U.S. Senate Historical Office
The change came about through the Seventeenth Amendment to the Constitution, ratified in 1913 following years of dissatisfaction with the original method of Senate elections. The amendment left the president and vice president as the only indirectly elected officials of the federal government, chosen by the electoral college rather than direct popular vote.
Senators serve six-year terms, and one-third of them come up for election every other year. Members of the House of Representatives serve two-year terms, and all must stand for election every even-numbered year. They have always been elected by direct vote of the people. (See House of Representatives, electing.)
The original, indirect method of Senate elections arose from a fundamental disagreement about the nature of Congress, which was settled by the so-called Great Compromise at the Constitutional Convention in 1787. Delegates from the small states wanted equal representation in Congress, while the larger states argued for a legislature based on population, where their strength would prevail.
As a compromise the framers split the basis for representation between the two legislative chambers—population for the House and equal representation for the Senate, with two senators for each state regardless of its size.
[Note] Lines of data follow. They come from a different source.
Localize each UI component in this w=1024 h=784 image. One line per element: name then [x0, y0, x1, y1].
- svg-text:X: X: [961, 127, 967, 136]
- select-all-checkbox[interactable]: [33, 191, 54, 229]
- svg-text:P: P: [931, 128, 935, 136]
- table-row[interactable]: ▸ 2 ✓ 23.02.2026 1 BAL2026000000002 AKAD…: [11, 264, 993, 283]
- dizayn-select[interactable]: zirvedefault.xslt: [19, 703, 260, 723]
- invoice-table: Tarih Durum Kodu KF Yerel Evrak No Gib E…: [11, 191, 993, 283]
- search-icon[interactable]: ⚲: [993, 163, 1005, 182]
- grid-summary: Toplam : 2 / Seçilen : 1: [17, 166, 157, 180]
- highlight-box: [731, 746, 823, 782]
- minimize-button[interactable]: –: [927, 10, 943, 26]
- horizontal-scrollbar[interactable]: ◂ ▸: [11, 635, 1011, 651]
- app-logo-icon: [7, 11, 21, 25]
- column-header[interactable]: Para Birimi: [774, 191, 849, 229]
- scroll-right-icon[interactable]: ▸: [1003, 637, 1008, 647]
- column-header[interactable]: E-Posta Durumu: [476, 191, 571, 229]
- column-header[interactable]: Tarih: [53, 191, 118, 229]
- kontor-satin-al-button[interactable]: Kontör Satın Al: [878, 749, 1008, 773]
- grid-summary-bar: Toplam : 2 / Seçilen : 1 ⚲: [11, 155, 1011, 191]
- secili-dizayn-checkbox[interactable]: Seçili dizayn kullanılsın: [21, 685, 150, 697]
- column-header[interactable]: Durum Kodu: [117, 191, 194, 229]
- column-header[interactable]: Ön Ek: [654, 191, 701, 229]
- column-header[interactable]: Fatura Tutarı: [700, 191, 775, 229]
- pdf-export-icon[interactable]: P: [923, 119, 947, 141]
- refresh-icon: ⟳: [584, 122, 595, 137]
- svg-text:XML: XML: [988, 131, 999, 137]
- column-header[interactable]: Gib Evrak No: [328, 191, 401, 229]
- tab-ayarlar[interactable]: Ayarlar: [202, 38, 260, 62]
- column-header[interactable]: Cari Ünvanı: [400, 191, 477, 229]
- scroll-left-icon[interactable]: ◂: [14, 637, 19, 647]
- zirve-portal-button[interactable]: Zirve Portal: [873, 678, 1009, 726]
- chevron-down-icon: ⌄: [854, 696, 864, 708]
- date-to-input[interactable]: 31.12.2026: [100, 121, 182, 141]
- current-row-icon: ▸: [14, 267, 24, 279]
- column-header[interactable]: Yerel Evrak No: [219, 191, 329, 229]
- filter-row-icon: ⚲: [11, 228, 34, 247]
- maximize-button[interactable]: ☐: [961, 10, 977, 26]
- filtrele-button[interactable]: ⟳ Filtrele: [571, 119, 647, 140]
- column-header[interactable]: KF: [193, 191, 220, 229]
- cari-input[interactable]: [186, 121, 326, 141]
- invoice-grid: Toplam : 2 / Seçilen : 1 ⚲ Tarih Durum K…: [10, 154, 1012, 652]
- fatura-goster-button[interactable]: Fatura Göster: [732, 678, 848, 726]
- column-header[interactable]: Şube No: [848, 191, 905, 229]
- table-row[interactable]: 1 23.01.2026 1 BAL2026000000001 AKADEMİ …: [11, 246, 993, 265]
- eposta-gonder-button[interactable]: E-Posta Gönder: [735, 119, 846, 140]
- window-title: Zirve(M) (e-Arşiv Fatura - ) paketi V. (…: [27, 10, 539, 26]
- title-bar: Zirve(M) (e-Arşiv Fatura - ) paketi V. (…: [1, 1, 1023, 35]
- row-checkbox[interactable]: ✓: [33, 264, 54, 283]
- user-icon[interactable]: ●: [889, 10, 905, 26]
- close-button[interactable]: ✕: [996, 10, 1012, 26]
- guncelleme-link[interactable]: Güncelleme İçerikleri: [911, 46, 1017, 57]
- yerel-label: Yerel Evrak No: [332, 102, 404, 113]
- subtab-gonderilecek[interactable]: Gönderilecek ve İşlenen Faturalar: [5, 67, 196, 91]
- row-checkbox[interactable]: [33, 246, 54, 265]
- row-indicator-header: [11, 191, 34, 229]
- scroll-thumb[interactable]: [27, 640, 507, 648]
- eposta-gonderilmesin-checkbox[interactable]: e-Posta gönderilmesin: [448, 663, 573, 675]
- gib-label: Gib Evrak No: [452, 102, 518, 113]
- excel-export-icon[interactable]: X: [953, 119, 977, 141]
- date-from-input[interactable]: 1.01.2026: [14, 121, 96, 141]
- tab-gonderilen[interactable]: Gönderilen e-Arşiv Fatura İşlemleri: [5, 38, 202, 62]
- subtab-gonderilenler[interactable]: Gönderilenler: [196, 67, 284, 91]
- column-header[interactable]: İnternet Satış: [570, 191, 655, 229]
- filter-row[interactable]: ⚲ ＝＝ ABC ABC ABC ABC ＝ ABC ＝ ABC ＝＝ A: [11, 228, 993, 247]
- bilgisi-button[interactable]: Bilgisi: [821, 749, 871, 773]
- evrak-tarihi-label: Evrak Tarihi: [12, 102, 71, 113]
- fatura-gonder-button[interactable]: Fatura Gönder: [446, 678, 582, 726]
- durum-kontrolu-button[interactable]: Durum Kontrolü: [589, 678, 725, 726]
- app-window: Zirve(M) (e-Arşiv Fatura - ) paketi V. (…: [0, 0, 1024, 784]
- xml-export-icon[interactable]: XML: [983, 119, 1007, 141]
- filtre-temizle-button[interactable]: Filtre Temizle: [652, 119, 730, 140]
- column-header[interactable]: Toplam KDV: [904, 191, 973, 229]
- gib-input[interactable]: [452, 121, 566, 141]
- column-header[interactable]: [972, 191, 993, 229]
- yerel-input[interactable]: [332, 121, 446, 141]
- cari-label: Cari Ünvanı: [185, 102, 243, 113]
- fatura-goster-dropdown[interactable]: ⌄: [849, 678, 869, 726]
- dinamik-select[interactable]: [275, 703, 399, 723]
House members were to be representatives of the people, elected by the voters. Senators were to be, in effect, ambassadors representing the sovereign states to the federal government. As such, the framers felt, senators should be chosen by the states through their legislatures, rather than directly by the voters.
The argument was that legislatures would be able to give more sober and reflective thought to the kind of persons needed to represent the states' interests. The delegates to the Constitutional Convention also thought the state legislatures, and therefore the states, would take a greater interest in the fledgling national government if they were involved in its operations this way. The delegates already were familiar with the procedure: they themselves had been chosen by the state legislatures, as had members of the Continental Congress (the Congress under the Articles of Confederation).
Before settling on the legislatures, however, delegates to the Constitutional Convention considered and abandoned several alternatives. One was that senators be elected by the House. Another was that they be nominated by the state legislatures and appointed by the president. The delegates discarded both ideas as making the Senate too dependent on another part of the federal government. They also turned down a system of senatorial electors, similar to presidential electors. And they rejected direct election as too radical and inconvenient.
Another problem was the length of the senatorial term. In settling on staggered six-year terms the framers tried to balance the belief that relatively frequent elections were necessary to promote good behavior against the need for steadiness and continuity in government.
In the early decades of legislative appointment, the notion of senators' being ambassadors was deeply entrenched. Some state legislatures even told senators how to vote. Occasionally the affected senators balked and resigned rather than vote against their consciences.